On the other side of the table is the state’s largest insurer with more than 6.8 million members in Texas. Blue Cross Blue Shield of Texas has more than 8,300 employees and said it has an economic impact of $1.7 billionincluding salaries, benefits, taxes, charitable donations and real estate expenses.
“It’s a battle of titans,” said Britt Berrettformer senior executive at Texas Health Resources and currently CEO and teaching professor at Brigham Young University.
He expects them to come to an agreement, as they have done in the past. But he is sympathetic to Blue Cross which is trying to contain rising rates. High healthcare spending in Dallas, he said, is tied to the high number of uninsured residents.

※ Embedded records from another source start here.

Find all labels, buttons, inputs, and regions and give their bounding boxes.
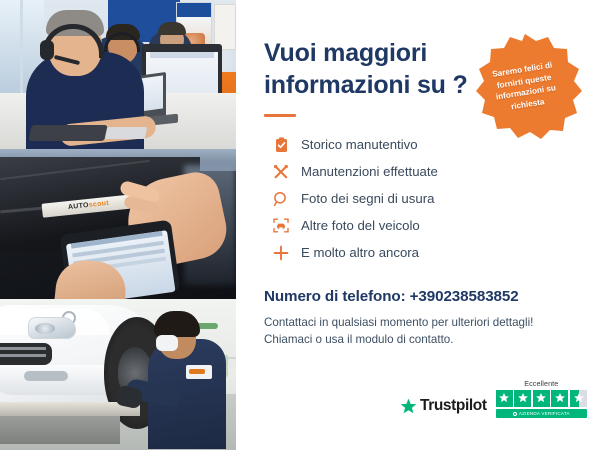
contact-line-1: Contattaci in qualsiasi momento per ulte… — [264, 316, 533, 329]
call-center-agents-photo — [0, 0, 236, 149]
trustpilot-star-icon — [400, 398, 417, 415]
trustpilot-stars — [496, 390, 587, 407]
feature-list: Storico manutentivo Manutenzioni effettu… — [270, 131, 600, 266]
trustpilot-rating-label: Eccellente — [524, 379, 558, 388]
clipboard-check-icon — [270, 136, 292, 154]
star-filled — [551, 390, 568, 407]
feature-item-altro: E molto altro ancora — [270, 239, 600, 266]
keyboard-dark — [28, 125, 107, 141]
advertisement-banner: AUTOscout — [0, 0, 600, 450]
star-half — [570, 390, 587, 407]
vehicle-inspection-tool-photo: AUTOscout — [0, 149, 236, 299]
feature-label: Storico manutentivo — [301, 137, 418, 152]
photo-frame-car-icon — [270, 217, 292, 235]
accent-divider — [264, 114, 296, 117]
star-filled — [514, 390, 531, 407]
feature-label: E molto altro ancora — [301, 245, 419, 260]
mechanic-face-mask — [156, 335, 178, 351]
mechanic-hair — [154, 311, 200, 337]
car-grille — [0, 343, 52, 365]
mechanic-tire-inspection-photo — [0, 299, 236, 450]
lift-base — [0, 416, 120, 444]
verified-business-label: AZIENDA VERIFICATA — [519, 411, 570, 416]
feature-label: Foto dei segni di usura — [301, 191, 434, 206]
mechanic-uniform-badge — [186, 365, 212, 379]
feature-item-manutenzioni: Manutenzioni effettuate — [270, 158, 600, 185]
contact-line-2: Chiamaci o usa il modulo di contatto. — [264, 333, 453, 346]
verified-business-badge: AZIENDA VERIFICATA — [496, 409, 587, 418]
trustpilot-rating[interactable]: Trustpilot Eccellente AZIENDA VERIFICATA — [400, 379, 587, 419]
feature-item-altre-foto: Altre foto del veicolo — [270, 212, 600, 239]
background-agent-2-hair — [158, 22, 186, 35]
magnifier-icon — [270, 190, 292, 208]
contact-description: Contattaci in qualsiasi momento per ulte… — [264, 314, 564, 348]
star-filled — [533, 390, 550, 407]
verified-check-icon — [513, 412, 517, 416]
trustpilot-score-block: Eccellente AZIENDA VERIFICATA — [496, 379, 587, 419]
feature-label: Manutenzioni effettuate — [301, 164, 438, 179]
feature-item-foto-usura: Foto dei segni di usura — [270, 185, 600, 212]
foreground-agent-headset-cup — [40, 40, 54, 60]
trustpilot-wordmark: Trustpilot — [420, 397, 487, 415]
car-fog-light — [24, 371, 68, 381]
star-filled — [496, 390, 513, 407]
tools-wrench-icon — [270, 163, 292, 181]
headset-icon — [458, 38, 483, 59]
trustpilot-logo: Trustpilot — [400, 397, 487, 418]
car-headlight — [28, 317, 76, 339]
promo-badge-text: Saremo felici di fornirti queste informa… — [479, 58, 571, 117]
phone-number-label[interactable]: Numero di telefono: +390238583852 — [264, 288, 600, 305]
plus-icon — [270, 244, 292, 262]
content-panel: Vuoi maggiori informazioni su ? Saremo f… — [236, 0, 600, 450]
keyboard-light — [105, 127, 148, 139]
photo-column: AUTOscout — [0, 0, 236, 450]
feature-label: Altre foto del veicolo — [301, 218, 420, 233]
promo-starburst-badge: Saremo felici di fornirti queste informa… — [466, 32, 584, 142]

Providers can’t raise Medicare and Medicaid rates, so increases often fall on the insured side of the business: “It’s a cost shifting,” Berrett said.

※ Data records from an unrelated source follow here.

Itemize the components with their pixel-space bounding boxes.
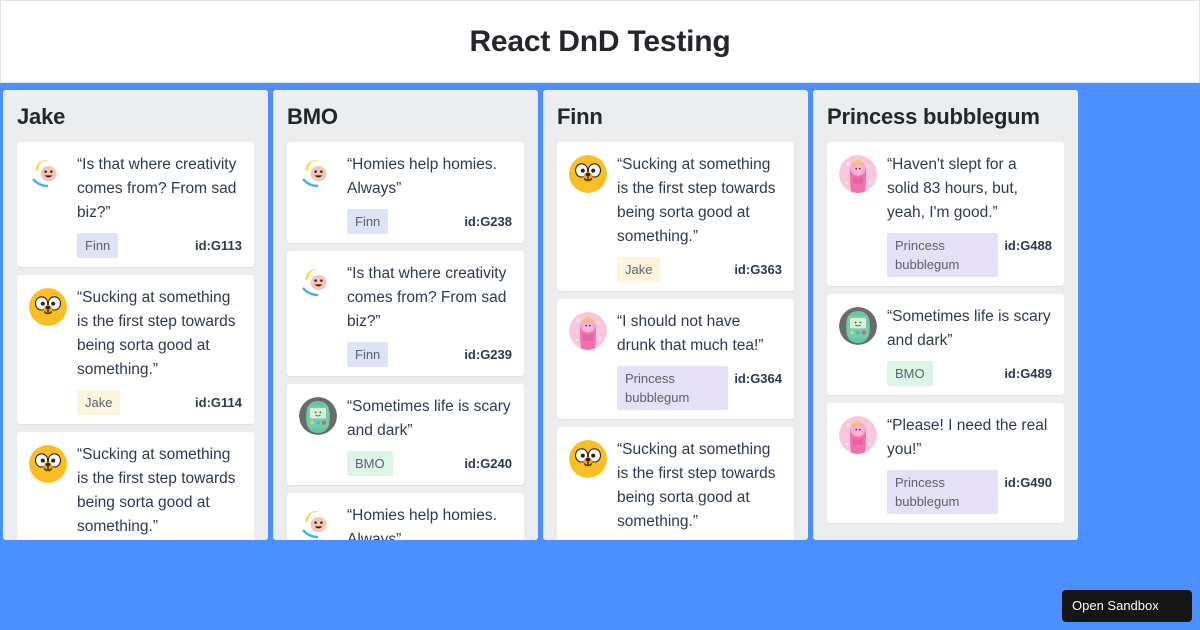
card-author-tag: Princess bubblegum [617, 366, 728, 410]
card-content: “Sometimes life is scary and dark”BMOid:… [347, 395, 512, 476]
bmo-avatar-icon [299, 397, 337, 435]
card-content: “Please! I need the real you!”Princess b… [887, 414, 1052, 514]
jake-avatar-icon [29, 445, 67, 483]
card-author-tag: Finn [77, 233, 118, 258]
card-content: “Homies help homies. Always”Finnid:G241 [347, 504, 512, 540]
finn-avatar-icon [299, 506, 337, 540]
card-id: id:G490 [1004, 470, 1052, 490]
pb-avatar-icon [839, 155, 877, 193]
finn-avatar-icon [299, 264, 337, 302]
jake-avatar-icon [569, 155, 607, 193]
card-content: “Is that where creativity comes from? Fr… [347, 262, 512, 367]
card-quote: “Is that where creativity comes from? Fr… [347, 262, 512, 334]
card-quote: “Sucking at something is the first step … [617, 153, 782, 249]
quote-card[interactable]: “Is that where creativity comes from? Fr… [287, 251, 524, 376]
open-sandbox-button[interactable]: Open Sandbox [1062, 590, 1192, 622]
card-meta: BMOid:G240 [347, 451, 512, 476]
finn-avatar-icon [29, 155, 67, 193]
jake-avatar-icon [569, 155, 607, 193]
card-id: id:G489 [1004, 361, 1052, 381]
pb-avatar-icon [839, 416, 877, 454]
column-card-list: “Haven't slept for a solid 83 hours, but… [813, 142, 1078, 523]
finn-avatar-icon [299, 264, 337, 302]
card-content: “Sometimes life is scary and dark”BMOid:… [887, 305, 1052, 386]
jake-avatar-icon [569, 440, 607, 478]
card-meta: Princess bubblegumid:G488 [887, 233, 1052, 277]
card-content: “Haven't slept for a solid 83 hours, but… [887, 153, 1052, 277]
card-author-tag: Jake [77, 390, 120, 415]
card-meta: Princess bubblegumid:G364 [617, 366, 782, 410]
card-content: “Sucking at something is the first step … [617, 438, 782, 540]
card-author-tag: Finn [347, 209, 388, 234]
card-id: id:G239 [464, 342, 512, 362]
column-card-list: “Sucking at something is the first step … [543, 142, 808, 540]
quote-card[interactable]: “Sometimes life is scary and dark”BMOid:… [287, 384, 524, 485]
card-meta: Finnid:G113 [77, 233, 242, 258]
column-title: Princess bubblegum [813, 90, 1078, 142]
card-meta: Princess bubblegumid:G490 [887, 470, 1052, 514]
pb-avatar-icon [569, 312, 607, 350]
card-content: “I should not have drunk that much tea!”… [617, 310, 782, 410]
card-author-tag: Jake [617, 257, 660, 282]
quote-card[interactable]: “I should not have drunk that much tea!”… [557, 299, 794, 419]
card-meta: Finnid:G238 [347, 209, 512, 234]
board-column[interactable]: Jake “Is that where creativity comes fro… [3, 90, 268, 540]
card-author-tag: BMO [887, 361, 933, 386]
finn-avatar-icon [29, 155, 67, 193]
card-quote: “Sometimes life is scary and dark” [347, 395, 512, 443]
quote-card[interactable]: “Please! I need the real you!”Princess b… [827, 403, 1064, 523]
card-quote: “Sucking at something is the first step … [77, 286, 242, 382]
card-author-tag: Finn [347, 342, 388, 367]
quote-card[interactable]: “Homies help homies. Always”Finnid:G238 [287, 142, 524, 243]
app-root: React DnD Testing Jake “Is that where cr… [0, 0, 1200, 630]
card-quote: “Homies help homies. Always” [347, 153, 512, 201]
finn-avatar-icon [299, 155, 337, 193]
column-card-list: “Homies help homies. Always”Finnid:G238 … [273, 142, 538, 540]
board-column[interactable]: Finn “Sucking at something is the first … [543, 90, 808, 540]
jake-avatar-icon [569, 440, 607, 478]
jake-avatar-icon [29, 445, 67, 483]
quote-card[interactable]: “Sucking at something is the first step … [557, 427, 794, 540]
card-id: id:G113 [195, 233, 242, 253]
quote-card[interactable]: “Sometimes life is scary and dark”BMOid:… [827, 294, 1064, 395]
card-author-tag: BMO [347, 451, 393, 476]
card-content: “Is that where creativity comes from? Fr… [77, 153, 242, 258]
column-title: Jake [3, 90, 268, 142]
kanban-board: Jake “Is that where creativity comes fro… [0, 90, 1200, 545]
column-title: Finn [543, 90, 808, 142]
card-author-tag: Princess bubblegum [887, 233, 998, 277]
finn-avatar-icon [299, 155, 337, 193]
card-quote: “Homies help homies. Always” [347, 504, 512, 540]
quote-card[interactable]: “Sucking at something is the first step … [557, 142, 794, 291]
quote-card[interactable]: “Haven't slept for a solid 83 hours, but… [827, 142, 1064, 286]
board-column[interactable]: BMO “Homies help homies. Always”Finnid:G… [273, 90, 538, 540]
card-quote: “Sucking at something is the first step … [617, 438, 782, 534]
column-title: BMO [273, 90, 538, 142]
page-header: React DnD Testing [0, 0, 1200, 83]
bmo-avatar-icon [299, 397, 337, 435]
pb-avatar-icon [839, 155, 877, 193]
page-title: React DnD Testing [469, 25, 730, 59]
card-content: “Sucking at something is the first step … [617, 153, 782, 282]
card-id: id:G488 [1004, 233, 1052, 253]
board-column[interactable]: Princess bubblegum “Haven't slept for a … [813, 90, 1078, 540]
quote-card[interactable]: “Homies help homies. Always”Finnid:G241 [287, 493, 524, 540]
card-content: “Sucking at something is the first step … [77, 443, 242, 540]
card-quote: “Sucking at something is the first step … [77, 443, 242, 539]
jake-avatar-icon [29, 288, 67, 326]
card-quote: “Haven't slept for a solid 83 hours, but… [887, 153, 1052, 225]
card-id: id:G240 [464, 451, 512, 471]
card-id: id:G364 [734, 366, 782, 386]
card-meta: Jakeid:G363 [617, 257, 782, 282]
jake-avatar-icon [29, 288, 67, 326]
pb-avatar-icon [839, 416, 877, 454]
card-quote: “I should not have drunk that much tea!” [617, 310, 782, 358]
quote-card[interactable]: “Sucking at something is the first step … [17, 432, 254, 540]
card-content: “Homies help homies. Always”Finnid:G238 [347, 153, 512, 234]
card-id: id:G114 [195, 390, 242, 410]
card-meta: Finnid:G239 [347, 342, 512, 367]
pb-avatar-icon [569, 312, 607, 350]
card-quote: “Is that where creativity comes from? Fr… [77, 153, 242, 225]
bmo-avatar-icon [839, 307, 877, 345]
quote-card[interactable]: “Sucking at something is the first step … [17, 275, 254, 424]
finn-avatar-icon [299, 506, 337, 540]
card-meta: Jakeid:G114 [77, 390, 242, 415]
quote-card[interactable]: “Is that where creativity comes from? Fr… [17, 142, 254, 267]
card-content: “Sucking at something is the first step … [77, 286, 242, 415]
card-meta: BMOid:G489 [887, 361, 1052, 386]
card-author-tag: Princess bubblegum [887, 470, 998, 514]
card-id: id:G363 [734, 257, 782, 277]
card-id: id:G238 [464, 209, 512, 229]
card-quote: “Sometimes life is scary and dark” [887, 305, 1052, 353]
bmo-avatar-icon [839, 307, 877, 345]
card-quote: “Please! I need the real you!” [887, 414, 1052, 462]
column-card-list: “Is that where creativity comes from? Fr… [3, 142, 268, 540]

In June, Southwestern Health filed a notice to terminate the contract with Blue Cross, but a spokesperson said the network had been negotiating with the carrier since July 2021.
“We continue to negotiate and remain committed to reaching an agreement as soon as possible,” the marketing manager said. Darin Szilagyi written in an email.
He urged those currently undergoing treatment to contact Blue Cross for permission to continue as network patients. On its website, Southwestern Health said pregnant women in their second or third trimester were encouraged to apply for Continuity of Care benefits.
Szilagyi said Southwestern Health sent postcards to 459,000 patients who received care from a network provider or facility since April 2021 and were covered by Blue Cross Blue Shield. These notices are necessary to inform patients of a major change in their coverage.
Blue Cross also sent postcards to members, notifying them that facilities and physicians at UT Southwestern and Texas Health would be out of the network on Oct. 4 unless a new contract was signed. The Blue Advantage HMO has a separate contract with Texas Health providers that expires December 18.
Blue Cross estimated that about 230,000 members would be affected by contract termination, a number based on those who used Southwestern Health providers in the past year. It lists dozens of installations who would be off the grid if the contracts ended.
It’s unclear why there’s such a big difference between the two estimates of who would be affected, but either way, the numbers are significant. In March 2018, when Texas Health and Blue Cross were last at loggerheads, approximately 185,000 people in North Texas were told they were ready to rush to find new in-network providers.
The parties reached a four-year deal just before the deadline, and that’s the contract being renegotiated.
While most vendor contracts are settled before the deadline, Blue Cross and Memorial Hermann Health System in Houston let their contracts expire on March 1, affecting about 100,000 patients. They reached an agreement about 10 days later.
Berrett doesn’t expect that to happen in Dallas-Fort Worth, and he recalled how Texas Health and Blue Cross have come together in the past: “Nobody was happy with the rates, but we all realized that disrupting patients was absolutely against our ethos.